Esco dal bosco e già da lontano riconosco la chioma bionda di Helga, intenta a sistemare dei vestiti suoi e di Floki. E' al sole, alcune ceste di bucato ai piedi e le mani veloci e indaffarate sui vestiti bagnati che stende con forza sulla corda tesa.
Muovendo i passi lentamente cercando di fare il minimo rumore mi avvicino a lei. Le stringo le braccia intorno a i fianchi, ringhiando. Sono stata via a lungo, ma le mie abitudini non sono cambiate. Helga si gira spaventata, gridando. <<Zia Helga, sono io. Sono Martha>> la rassicuro facendo alcuni passi indietro. Riconoscendomi subito, si appoggia al tavolo dietro di lei per non svenire <<Oh grande Odino>> dice tirandomi a se, mentre le lacrime scorrono copiose sulle sue guance, rigandole di nero <<Sei davvero qui o è solo una visione?>> mi chiede prendendomi il viso tra le mani <<Oh zia, non sono una visione. Sono davvero qui>>scivoliamo a terra, senza staccarci l'una dalle braccia dell'altra.
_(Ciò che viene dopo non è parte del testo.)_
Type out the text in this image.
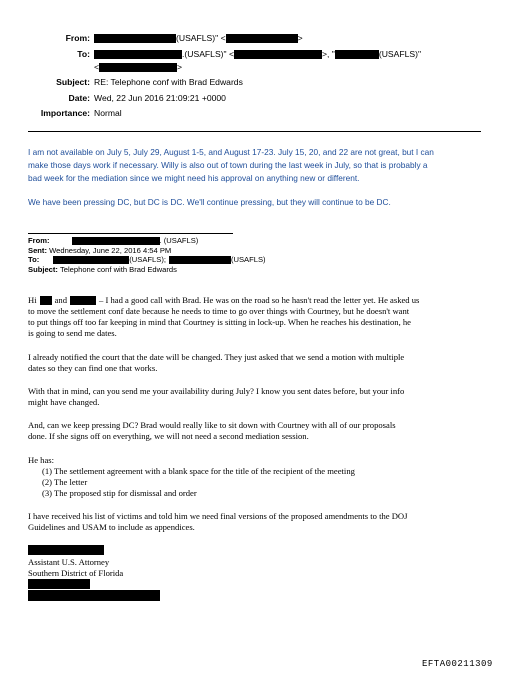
From:	(USAFLS)" <	>
To:	.(USAFLS)" <	>, "	(USAFLS)"
<	>
Subject: RE: Telephone conf with Brad Edwards
Date: Wed, 22 Jun 2016 21:09:21 +0000
Importance: Normal

I am not available on July 5, July 29, August 1-5, and August 17-23. July 15, 20, and 22 are not great, but I can

make those days work if necessary. Willy is also out of town during the last week in July, so that is probably a

bad week for the mediation since we might need his approval on anything new or different.

We have been pressing DC, but DC is DC. We'll continue pressing, but they will continue to be DC.

From:	. (USAFLS)
Sent: Wednesday, June 22, 2016 4:54 PM
To:	(USAFLS);	(USAFLS)
Subject: Telephone conf with Brad Edwards

Hi and	– I had a good call with Brad. He was on the road so he hasn't read the letter yet. He asked us

to move the settlement conf date because he needs to time to go over things with Courtney, but he doesn't want

to put things off too far keeping in mind that Courtney is sitting in lock-up. When he reaches his destination, he

is going to send me dates.

I already notified the court that the date will be changed. They just asked that we send a motion with multiple

dates so they can find one that works.

With that in mind, can you send me your availability during July? I know you sent dates before, but your info

might have changed.

And, can we keep pressing DC? Brad would really like to sit down with Courtney with all of our proposals

done. If she signs off on everything, we will not need a second mediation session.

He has:

(1) The settlement agreement with a blank space for the title of the recipient of the meeting

(2) The letter

(3) The proposed stip for dismissal and order

I have received his list of victims and told him we need final versions of the proposed amendments to the DOJ

Guidelines and USAM to include as appendices.

Assistant U.S. Attorney

Southern District of Florida

EFTA00211309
Helga inizia ad urlare il nome dell'amato marito senza smettere di strizzarmi le guance e attirarmi al suo petto.
Floki esce dal piccolo cantiere navale brandendo l'ascia, minacciando chiunque abbia scombussolato la quiete della sua proprietà. Mi alzo da terra e gli corro incontro, saltandogli in braccio. Il costruttore di navi mi osserva un attimo ma poi si lascia andare. Lascia cadere l'ascia a terra e mi abbraccia ridendo. Sicuramente sapeva già del mio arrivo.